Jakub Tolak kilka lat temu zdecydował się zmienić swoja ścieżkę. Opuścił, raczej bez żalu, show biznes i rozpoczął "tułacze " życie w vanie. Towarzyszą mu żona oraz córka. O tym może nieco niecodziennym, choć coraz popularniejszym sposobie na życie, opowiadają fanom na Instagramie. Ich relacje pokazują życie - proste i zachwycające, nie pozbawione jednak cieni. Wynika z nich, że życie bez sztywnego planu może być bardzo udane i... poukładane. Nawet ślub wzięli w podróży. "(...) wzięliśmy nieco spontaniczny ślub w drodze po Polsce. Przypadkowe miasto, bo tam akurat był termin, rodzina powiadomiona trzy dni przed złożeniem podpisów w urzędzie. Zamiast wesela, tudzież wystawnego przyjęcia, obiad z najbliższymi w losowej gospodzie, bo znów - tylko tam było wolne miejsce, gdyż wszędzie rezerwacje komunijne. "To nie może się udać", pomyślałby ktoś. Nic bardziej mylnego" - zapewniają.

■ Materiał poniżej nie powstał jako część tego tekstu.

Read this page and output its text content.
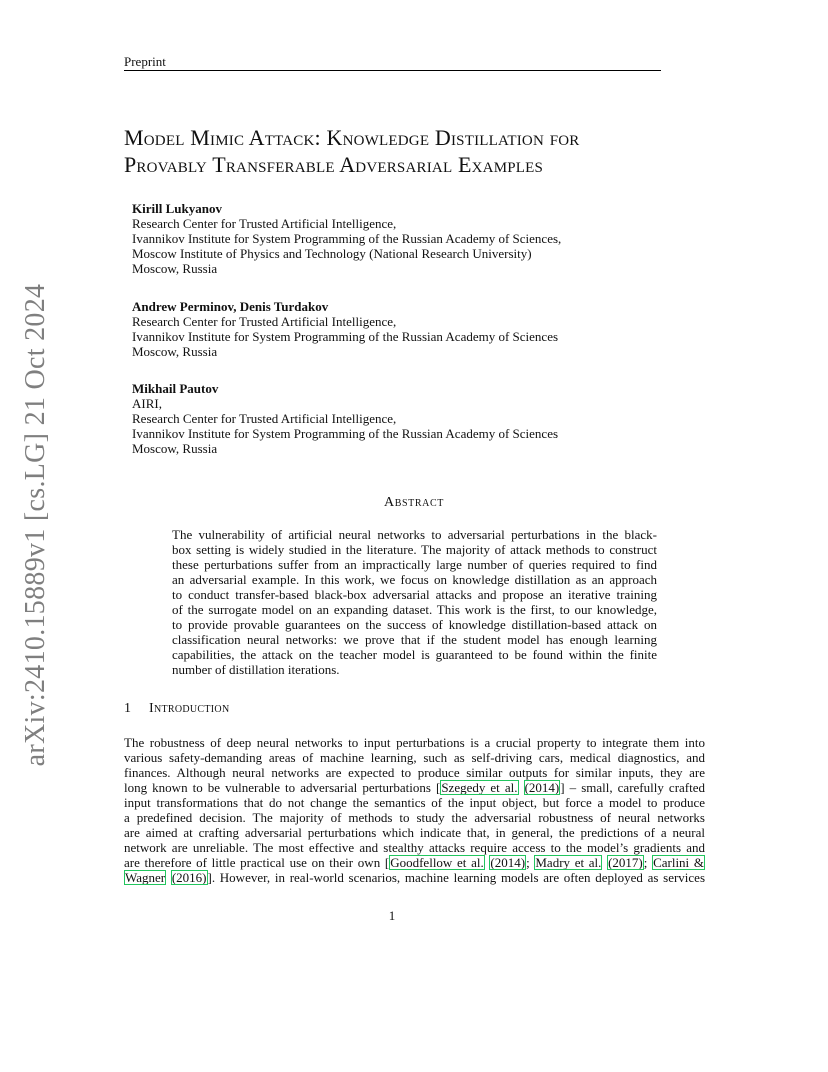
Preprint
arXiv:2410.15889v1 [cs.LG] 21 Oct 2024
Model Mimic Attack: Knowledge Distillation for
Provably Transferable Adversarial Examples
Kirill Lukyanov
Research Center for Trusted Artificial Intelligence,
Ivannikov Institute for System Programming of the Russian Academy of Sciences,
Moscow Institute of Physics and Technology (National Research University)
Moscow, Russia
Andrew Perminov, Denis Turdakov
Research Center for Trusted Artificial Intelligence,
Ivannikov Institute for System Programming of the Russian Academy of Sciences
Moscow, Russia
Mikhail Pautov
AIRI,
Research Center for Trusted Artificial Intelligence,
Ivannikov Institute for System Programming of the Russian Academy of Sciences
Moscow, Russia
Abstract
The vulnerability of artificial neural networks to adversarial perturbations in the black-
box setting is widely studied in the literature. The majority of attack methods to construct
these perturbations suffer from an impractically large number of queries required to find
an adversarial example. In this work, we focus on knowledge distillation as an approach
to conduct transfer-based black-box adversarial attacks and propose an iterative training
of the surrogate model on an expanding dataset. This work is the first, to our knowledge,
to provide provable guarantees on the success of knowledge distillation-based attack on
classification neural networks: we prove that if the student model has enough learning
capabilities, the attack on the teacher model is guaranteed to be found within the finite
number of distillation iterations.
1 Introduction
The robustness of deep neural networks to input perturbations is a crucial property to integrate them into
various safety-demanding areas of machine learning, such as self-driving cars, medical diagnostics, and
finances. Although neural networks are expected to produce similar outputs for similar inputs, they are
long known to be vulnerable to adversarial perturbations [Szegedy et al. (2014)] – small, carefully crafted
input transformations that do not change the semantics of the input object, but force a model to produce
a predefined decision. The majority of methods to study the adversarial robustness of neural networks
are aimed at crafting adversarial perturbations which indicate that, in general, the predictions of a neural
network are unreliable. The most effective and stealthy attacks require access to the model’s gradients and
are therefore of little practical use on their own [Goodfellow et al. (2014); Madry et al. (2017); Carlini &
Wagner (2016)]. However, in real-world scenarios, machine learning models are often deployed as services
1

Jakkub Tolak wybrał życie w drodze. Ne zawsze jest różowo
Ich wspólna podróż trwa już kilka lat, nie zawsze jest kolorowo. W ubiegłym roku zdarzyło się coś, co w takim życiu jest niemal najgorsze - awaria samochodu oznacza jednocześnie awarię domu. "Szczerze, na ten moment jesteśmy na etapie rozpaczy, załamki, braku celu... Ale cały czas szukamy rozwiązań. Być może podzielimy się nimi wkrótce!" - pisali pod koniec ubiegłorocznych wakacji. Wrocili do swego domu i na drogi i bezdroża, jednak ze świadomością, że czas na zmianę. Sposobu życia? Raczej nie. Tylko van wymaga wymiany. "Lata mijają, a my bezzmiennie w mobilnym domu, zachwyceni widokiem z sypialni. Nasz vanlife trwa od roku 2019. Czas zmienił i sposób konsumowania życia w drodze, i nas. Mamy wrażenie, że to jedno z ostatnich takich zdjęć, w tym vanie. W środku robi się ciasno, a i na zewnątrz kamper technicznie powoli nie daje rady."